Elle met en avant les dernières thématiques de l’artiste et permet de mieux comprendre son processus de création. Installé sur l’Ile de Wight depuis des années, Ron Mueck est un artiste complet qui travaille très minutieusement : qu’il s’agisse de la première ébauche en argile, de son recouvrement à la résine, des détails peints à la main, des vêtements faits sur mesure ou des cheveux qu’il va placer un par un, Ron Mueck confectionne chacune de ses œuvres de A à Z. Il est aussi sans cesse en quête de nouvelles techniques et vient justement de réaliser une première pièce en fonte pour cette exposition (Dead Weight).

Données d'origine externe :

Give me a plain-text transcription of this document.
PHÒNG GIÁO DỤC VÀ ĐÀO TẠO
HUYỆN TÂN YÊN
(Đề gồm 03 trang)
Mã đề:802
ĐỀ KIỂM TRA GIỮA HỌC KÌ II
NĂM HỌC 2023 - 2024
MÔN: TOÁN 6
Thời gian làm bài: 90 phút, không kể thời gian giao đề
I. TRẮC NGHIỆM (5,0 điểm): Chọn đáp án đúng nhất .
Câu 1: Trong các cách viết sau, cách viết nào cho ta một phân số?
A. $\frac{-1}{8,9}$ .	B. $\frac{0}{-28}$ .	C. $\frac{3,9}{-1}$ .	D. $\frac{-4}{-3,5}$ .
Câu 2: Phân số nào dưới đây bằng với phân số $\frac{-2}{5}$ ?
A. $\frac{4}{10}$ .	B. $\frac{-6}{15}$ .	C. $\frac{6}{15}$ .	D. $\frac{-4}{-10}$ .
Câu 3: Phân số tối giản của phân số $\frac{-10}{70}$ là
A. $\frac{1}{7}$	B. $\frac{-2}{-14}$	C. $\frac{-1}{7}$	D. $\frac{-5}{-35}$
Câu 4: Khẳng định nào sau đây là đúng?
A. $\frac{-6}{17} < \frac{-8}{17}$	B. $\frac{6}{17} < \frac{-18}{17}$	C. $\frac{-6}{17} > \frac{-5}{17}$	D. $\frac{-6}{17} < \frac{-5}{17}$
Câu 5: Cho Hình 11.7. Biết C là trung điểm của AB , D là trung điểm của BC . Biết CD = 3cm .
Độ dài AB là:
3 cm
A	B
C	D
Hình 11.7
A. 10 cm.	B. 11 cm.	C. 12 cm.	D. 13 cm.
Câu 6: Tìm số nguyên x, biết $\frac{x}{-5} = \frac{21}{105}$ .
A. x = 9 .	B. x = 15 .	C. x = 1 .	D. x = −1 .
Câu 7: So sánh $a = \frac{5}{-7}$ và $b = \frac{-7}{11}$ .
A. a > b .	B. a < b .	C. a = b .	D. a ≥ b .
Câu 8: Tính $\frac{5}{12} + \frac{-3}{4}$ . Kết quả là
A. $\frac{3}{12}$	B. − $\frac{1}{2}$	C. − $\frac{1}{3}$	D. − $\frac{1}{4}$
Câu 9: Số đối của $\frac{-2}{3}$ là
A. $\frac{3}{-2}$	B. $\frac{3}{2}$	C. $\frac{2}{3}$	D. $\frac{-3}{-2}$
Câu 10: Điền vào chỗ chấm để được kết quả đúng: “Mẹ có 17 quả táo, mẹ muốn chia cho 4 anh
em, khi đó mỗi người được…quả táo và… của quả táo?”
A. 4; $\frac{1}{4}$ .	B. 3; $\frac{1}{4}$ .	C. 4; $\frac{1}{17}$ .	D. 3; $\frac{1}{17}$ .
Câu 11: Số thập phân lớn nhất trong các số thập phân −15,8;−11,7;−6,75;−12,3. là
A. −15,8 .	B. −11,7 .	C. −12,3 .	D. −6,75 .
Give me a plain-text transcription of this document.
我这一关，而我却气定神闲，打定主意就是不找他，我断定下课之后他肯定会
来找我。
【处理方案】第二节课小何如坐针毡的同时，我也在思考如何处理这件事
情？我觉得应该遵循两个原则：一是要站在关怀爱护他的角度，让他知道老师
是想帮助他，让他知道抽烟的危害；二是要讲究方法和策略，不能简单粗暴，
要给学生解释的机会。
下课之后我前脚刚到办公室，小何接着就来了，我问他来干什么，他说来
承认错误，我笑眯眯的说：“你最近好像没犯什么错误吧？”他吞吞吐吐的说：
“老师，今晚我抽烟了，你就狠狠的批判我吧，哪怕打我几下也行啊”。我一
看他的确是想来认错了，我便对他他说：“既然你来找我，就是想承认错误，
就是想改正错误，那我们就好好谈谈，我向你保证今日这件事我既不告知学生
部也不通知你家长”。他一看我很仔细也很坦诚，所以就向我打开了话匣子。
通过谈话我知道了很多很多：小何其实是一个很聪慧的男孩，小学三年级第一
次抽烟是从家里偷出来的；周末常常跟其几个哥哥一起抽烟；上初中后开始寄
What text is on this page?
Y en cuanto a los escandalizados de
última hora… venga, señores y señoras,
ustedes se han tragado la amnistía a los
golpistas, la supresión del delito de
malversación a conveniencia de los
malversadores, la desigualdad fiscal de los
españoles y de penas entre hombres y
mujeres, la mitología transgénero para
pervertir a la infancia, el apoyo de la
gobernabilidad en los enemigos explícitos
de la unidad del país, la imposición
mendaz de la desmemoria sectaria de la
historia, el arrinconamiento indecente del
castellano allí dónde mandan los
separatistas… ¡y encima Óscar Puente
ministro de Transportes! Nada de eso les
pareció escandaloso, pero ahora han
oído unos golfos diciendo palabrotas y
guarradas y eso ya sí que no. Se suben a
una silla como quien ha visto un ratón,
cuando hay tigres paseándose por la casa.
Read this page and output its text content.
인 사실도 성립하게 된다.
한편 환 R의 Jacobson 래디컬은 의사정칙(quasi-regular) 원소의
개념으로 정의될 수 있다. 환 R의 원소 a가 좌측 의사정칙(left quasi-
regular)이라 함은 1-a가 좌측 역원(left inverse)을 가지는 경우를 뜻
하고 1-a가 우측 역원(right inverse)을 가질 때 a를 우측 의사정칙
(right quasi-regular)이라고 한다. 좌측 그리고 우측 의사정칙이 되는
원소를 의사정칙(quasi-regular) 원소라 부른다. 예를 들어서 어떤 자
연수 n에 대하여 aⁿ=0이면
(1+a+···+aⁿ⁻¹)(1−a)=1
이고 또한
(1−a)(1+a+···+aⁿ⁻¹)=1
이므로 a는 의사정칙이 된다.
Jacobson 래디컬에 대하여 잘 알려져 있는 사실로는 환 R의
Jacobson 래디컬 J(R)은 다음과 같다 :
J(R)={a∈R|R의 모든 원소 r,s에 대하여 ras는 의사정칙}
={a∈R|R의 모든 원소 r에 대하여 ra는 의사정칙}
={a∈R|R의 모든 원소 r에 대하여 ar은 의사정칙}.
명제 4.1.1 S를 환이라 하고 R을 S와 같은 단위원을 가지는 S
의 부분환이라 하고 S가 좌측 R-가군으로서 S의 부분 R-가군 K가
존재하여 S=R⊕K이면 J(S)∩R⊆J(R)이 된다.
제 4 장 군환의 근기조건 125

Parlez-nous de l’installation « Mass » qui se déploie quasiment sur tout le rez-de-chaussée de la Fondation Cartier

Cette œuvre est constituée de cent crânes disposés au sol selon le bon vouloir de l’artiste. Chaque crâne pèse 45 kilos. Ils ont été réalisés en résine et fibre de verre puis peints en trois teintes de blanc. À la base, c’est une commande de la National Gallery of Victoria de Melbourne. Il a fallu près de deux ans à Ron Mueck pour la concevoir et, vue sa taille, plus de deux mois de trajets en bateau ont été nécessaires pour atteindre la France. Ron Mueck a ensuite minutieusement empilé ses crânes au sein de la Fondation, offrant à cette installation monumentale une nouvelle façon d’exister.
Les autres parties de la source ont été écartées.